La bonne nouvelle c’est que Dieu ne nous abandonne pas. Il vient à nous. Il vient “nous rendre espoir et nous sauver”. Tout au long des Évangiles, nous l’entendons nous parler d’un Dieu qui est Père, un Père qui aime chacun de ses enfants. Il est venu “chercher et sauver ceux qui étaient perdus”. Le vrai Dieu n’a rien à voir avec une religion qui fait massacrer des innocents, des hommes, des femmes et même des enfants. La fête de Noël vient nous rappeler que le vrai Dieu est AMOUR. Il ne sait pas être autre chose. Dans un monde pollué par la haine et la violence, il est celui qui nous apporte la vraie lumière.

Ce Jésus dont nous fêtons la naissance a été annoncé aux bergers. En fait, ils faisaient partie d’une catégorie vraiment méprisée. C’étaient des hommes rustres qui n’avaient pas l’habitude de fréquenter les lieux de culte. À travers eux, c’est la bonne nouvelle qui est annoncée aux petits, aux pauvres et aux exclus. Et cela, nous le retrouvons tout au long des Évangiles. Jésus est venu pour nous dire qu’ils ont la première place dans le cœur de Dieu.

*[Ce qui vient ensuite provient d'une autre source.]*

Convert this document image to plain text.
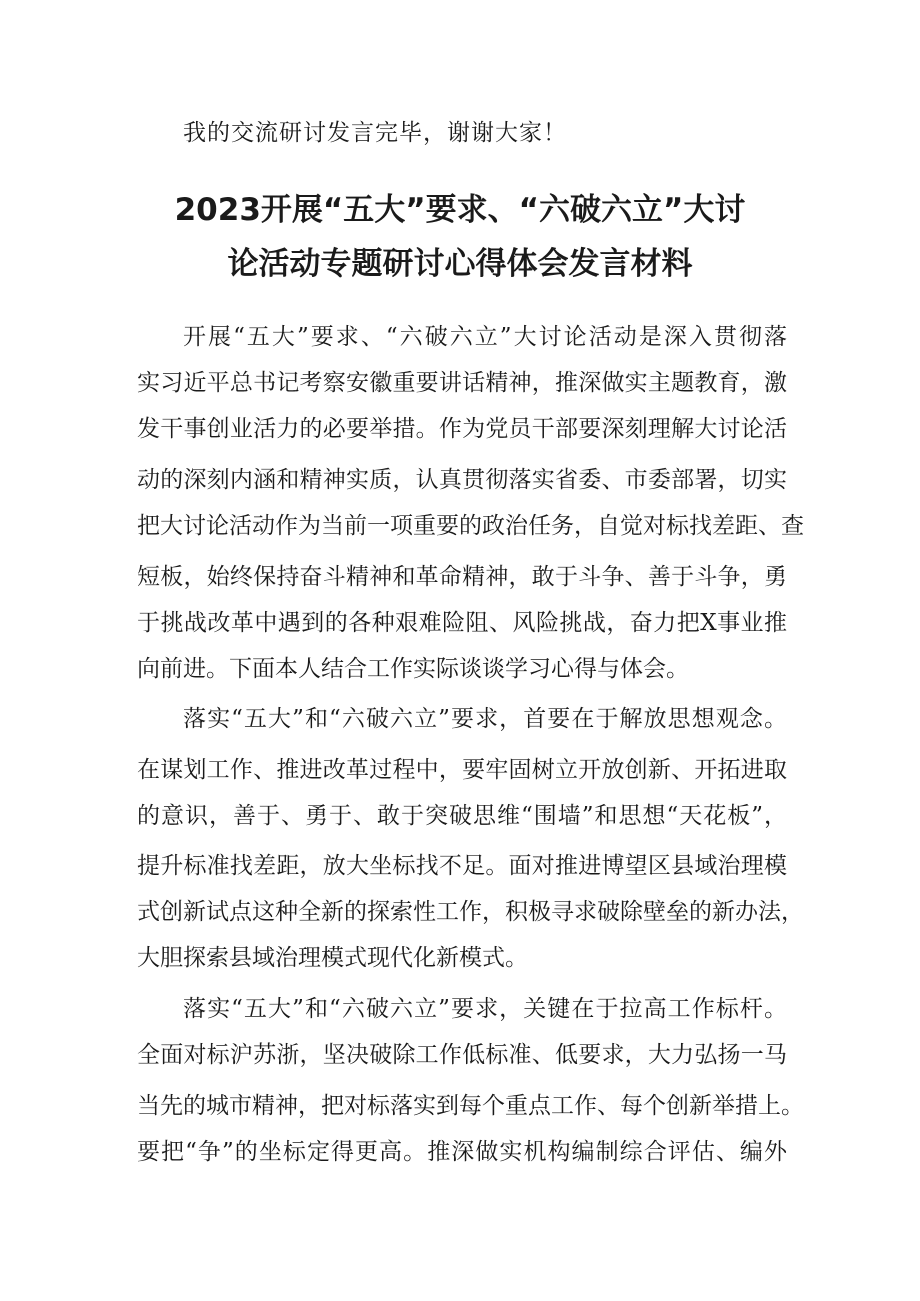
我的交流研讨发言完毕，谢谢大家！
2023开展“五大”要求、“六破六立”大讨
论活动专题研讨心得体会发言材料
开展“五大”要求、“六破六立”大讨论活动是深入贯彻落
实习近平总书记考察安徽重要讲话精神，推深做实主题教育，激
发干事创业活力的必要举措。作为党员干部要深刻理解大讨论活
动的深刻内涵和精神实质，认真贯彻落实省委、市委部署，切实
把大讨论活动作为当前一项重要的政治任务，自觉对标找差距、查
短板，始终保持奋斗精神和革命精神，敢于斗争、善于斗争，勇
于挑战改革中遇到的各种艰难险阻、风险挑战，奋力把X事业推
向前进。下面本人结合工作实际谈谈学习心得与体会。
落实“五大”和“六破六立”要求，首要在于解放思想观念。
在谋划工作、推进改革过程中，要牢固树立开放创新、开拓进取
的意识，善于、勇于、敢于突破思维“围墙”和思想“天花板”，
提升标准找差距，放大坐标找不足。面对推进博望区县域治理模
式创新试点这种全新的探索性工作，积极寻求破除壁垒的新办法，
大胆探索县域治理模式现代化新模式。
落实“五大”和“六破六立”要求，关键在于拉高工作标杆。
全面对标沪苏浙，坚决破除工作低标准、低要求，大力弘扬一马
当先的城市精神，把对标落实到每个重点工作、每个创新举措上。
要把“争”的坐标定得更高。推深做实机构编制综合评估、编外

C’est vrai, les Évangiles nous rappellent la mission de Jésus après de ceux et celles qui sont accablés par des souffrances de toutes sortes. Il a accueilli tous ceux et celles qui étaient infréquentables à cause de leur mauvaise vie. Il a ouvert la porte de la Lumière à Marie-Madeleine, Zachée, Matthieu le publicain, la femme de Samarie et bien d’autres qui étaient rejetés par la société bien-pensante de l’époque. Avec lui, c’est la victoire de l’AMOUR sur le mal et la mort.

Cette bonne nouvelle n’est pas que pour les gens d’autrefois. Elle est pour tous les hommes de tous les temps. Elle doit être proclamée dans le monde entier, y compris dans les “périphéries”. Le Christ rejoint tous ceux et celles qui sont accablés par la souffrance, la maladie, le deuil, le chômage, les conflits familiaux. Bien sûr, il ne va pas faire un miracle pour résoudre tous nos problèmes. Mais il marche avec nous. Parfois même, il nous porte. Il nous ouvre un chemin d’espérance.

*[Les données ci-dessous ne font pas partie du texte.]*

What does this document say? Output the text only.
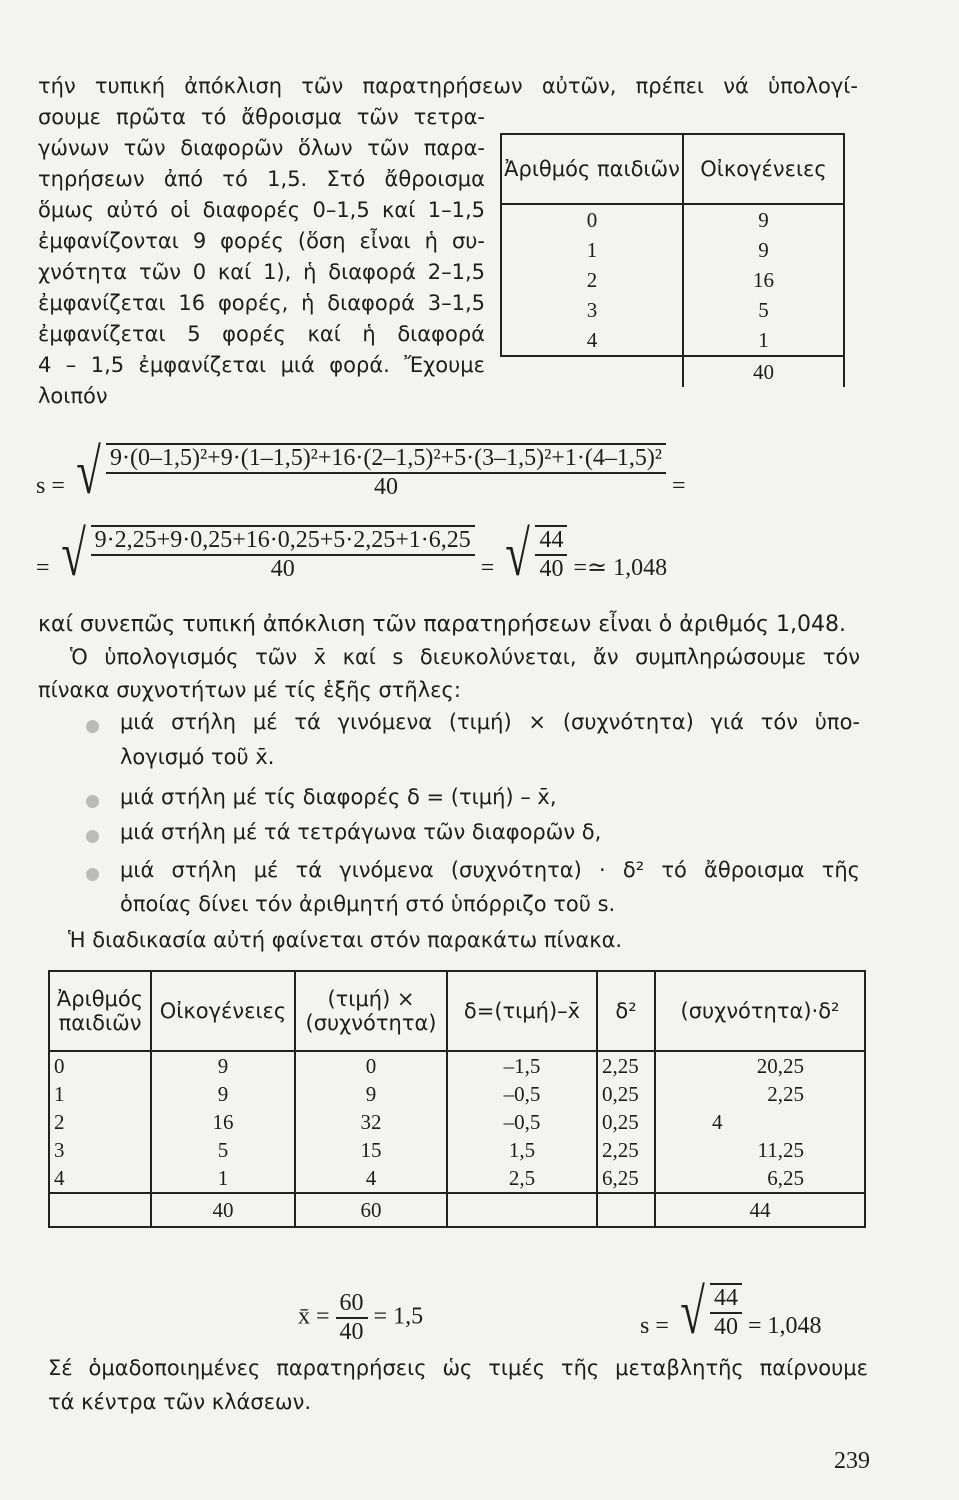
τήν τυπική ἀπόκλιση τῶν παρατηρήσεων αὐτῶν, πρέπει νά ὑπολογί-
σουμε πρῶτα τό ἄθροισμα τῶν τετρα-
γώνων τῶν διαφορῶν ὅλων τῶν παρα-
τηρήσεων ἀπό τό 1,5. Στό ἄθροισμα
ὅμως αὐτό οἱ διαφορές 0–1,5 καί 1–1,5
ἐμφανίζονται 9 φορές (ὅση εἶναι ἡ συ-
χνότητα τῶν 0 καί 1), ἡ διαφορά 2–1,5
ἐμφανίζεται 16 φορές, ἡ διαφορά 3–1,5
ἐμφανίζεται 5 φορές καί ἡ διαφορά
4 – 1,5 ἐμφανίζεται μιά φορά. Ἔχουμε
λοιπόν
Ἀριθμός παιδιῶν	Οἰκογένειες
0	9
1	9
2	16
3	5
4	1
	40
s = √ $\frac{\text{9·(0–1,5)²+9·(1–1,5)²+16·(2–1,5)²+5·(3–1,5)²+1·(4–1,5)²}}{40}$ =
= √ $\frac{9\cdot 2,25+9\cdot 0,25+16\cdot 0,25+5\cdot 2,25+1\cdot 6,25}{40}$ = √ $\frac{44}{40}$ =≃ 1,048
καί συνεπῶς τυπική ἀπόκλιση τῶν παρατηρήσεων εἶναι ὁ ἀριθμός 1,048.
Ὁ ὑπολογισμός τῶν x̄ καί s διευκολύνεται, ἄν συμπληρώσουμε τόν
πίνακα συχνοτήτων μέ τίς ἑξῆς στῆλες:
μιά στήλη μέ τά γινόμενα (τιμή) × (συχνότητα) γιά τόν ὑπο-
λογισμό τοῦ x̄.
μιά στήλη μέ τίς διαφορές δ = (τιμή) – x̄,
μιά στήλη μέ τά τετράγωνα τῶν διαφορῶν δ,
μιά στήλη μέ τά γινόμενα (συχνότητα) · δ² τό ἄθροισμα τῆς
ὁποίας δίνει τόν ἀριθμητή στό ὑπόρριζο τοῦ s.
Ἡ διαδικασία αὐτή φαίνεται στόν παρακάτω πίνακα.
Ἀριθμός παιδιῶν	Οἰκογένειες	(τιμή) × (συχνότητα)	δ=(τιμή)–x̄	δ²	(συχνότητα)·δ²
0	9	0	–1,5	2,25	20,25
1	9	9	–0,5	0,25	2,25
2	16	32	–0,5	0,25	4
3	5	15	1,5	2,25	11,25
4	1	4	2,5	6,25	6,25
	40	60			44
x̄ = $\frac{60}{40} = 1,5$	s = √ $\frac{44}{40} = 1,048$
Σέ ὁμαδοποιημένες παρατηρήσεις ὡς τιμές τῆς μεταβλητῆς παίρνουμε
τά κέντρα τῶν κλάσεων.
239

Fêter Noël c’est accueillir cette bonne nouvelle qui vient changer notre vie et celle du monde. Ce Jésus dont nous fêtons la naissance continue à venir. Il frappe à notre porte. Dieu continue à nous envoyer son Fils. En cette fête de Noël, nous sommes donc invités à l’accueillir, lui donner la première place dans notre vie et faire « tout ce qu’il nous dira ». Avec lui, c’est la joie et l’amour qui entrent dans notre vie. Il veut habiter le cœur des hommes. Alors oui, soyons dans la joie et l’allégresse.

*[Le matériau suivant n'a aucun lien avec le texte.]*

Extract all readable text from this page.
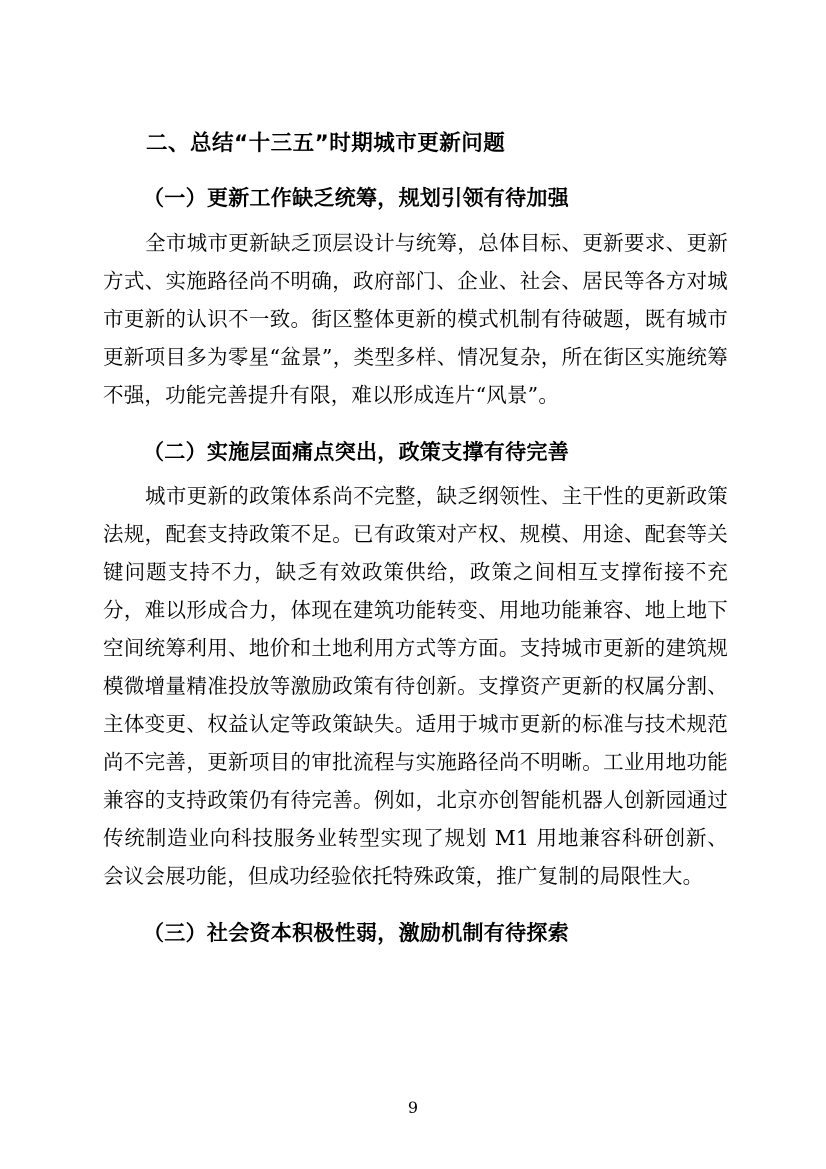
二、总结“十三五”时期城市更新问题
（一）更新工作缺乏统筹，规划引领有待加强

全市城市更新缺乏顶层设计与统筹，总体目标、更新要求、更新方式、实施路径尚不明确，政府部门、企业、社会、居民等各方对城市更新的认识不一致。街区整体更新的模式机制有待破题，既有城市更新项目多为零星“盆景”，类型多样、情况复杂，所在街区实施统筹不强，功能完善提升有限，难以形成连片“风景”。

（二）实施层面痛点突出，政策支撑有待完善

城市更新的政策体系尚不完整，缺乏纲领性、主干性的更新政策法规，配套支持政策不足。已有政策对产权、规模、用途、配套等关键问题支持不力，缺乏有效政策供给，政策之间相互支撑衔接不充分，难以形成合力，体现在建筑功能转变、用地功能兼容、地上地下空间统筹利用、地价和土地利用方式等方面。支持城市更新的建筑规模微增量精准投放等激励政策有待创新。支撑资产更新的权属分割、主体变更、权益认定等政策缺失。适用于城市更新的标准与技术规范尚不完善，更新项目的审批流程与实施路径尚不明晰。工业用地功能兼容的支持政策仍有待完善。例如，北京亦创智能机器人创新园通过传统制造业向科技服务业转型实现了规划 M1 用地兼容科研创新、会议会展功能，但成功经验依托特殊政策，推广复制的局限性大。

（三）社会资本积极性弱，激励机制有待探索
9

L’Eucharistie qui nous rassemble en cette fête de Noël nous rappelle que le Christ ne cesse de vouloir nous rejoindre. Il continue à vouloir venir chez les siens. C’est un cadeau extraordinaire qui nous est offert à tous, gratuitement et sans mérite de notre part. Avant la communion, nous entendons le prêtre nous dire : « Voici l’Agneau de Dieu qui enlève le péché du monde ». Ces paroles ne sont pas que pour l’assemblée qui est présente à l’église. Elles sont pour le monde entier. Le Christ ne demande qu’à se donner à tous. Heureux ceux qui ont le cœur de pauvre pour laisser le Christ entrer dans leur vie. En ce temps de Noël, nous le supplions : « Toi qui es Lumière, toi qui es l’amour, mets en nos ténèbres ton Esprit d’amour ».

Amen

Antoine Ntabala est un missionnaire xavérien originaire de la RDCongo. Actuelement, il est en mission au Tchad, dans la Paroisse de Bitkine /Vicariat Apostolique de Mongo , où il est curé.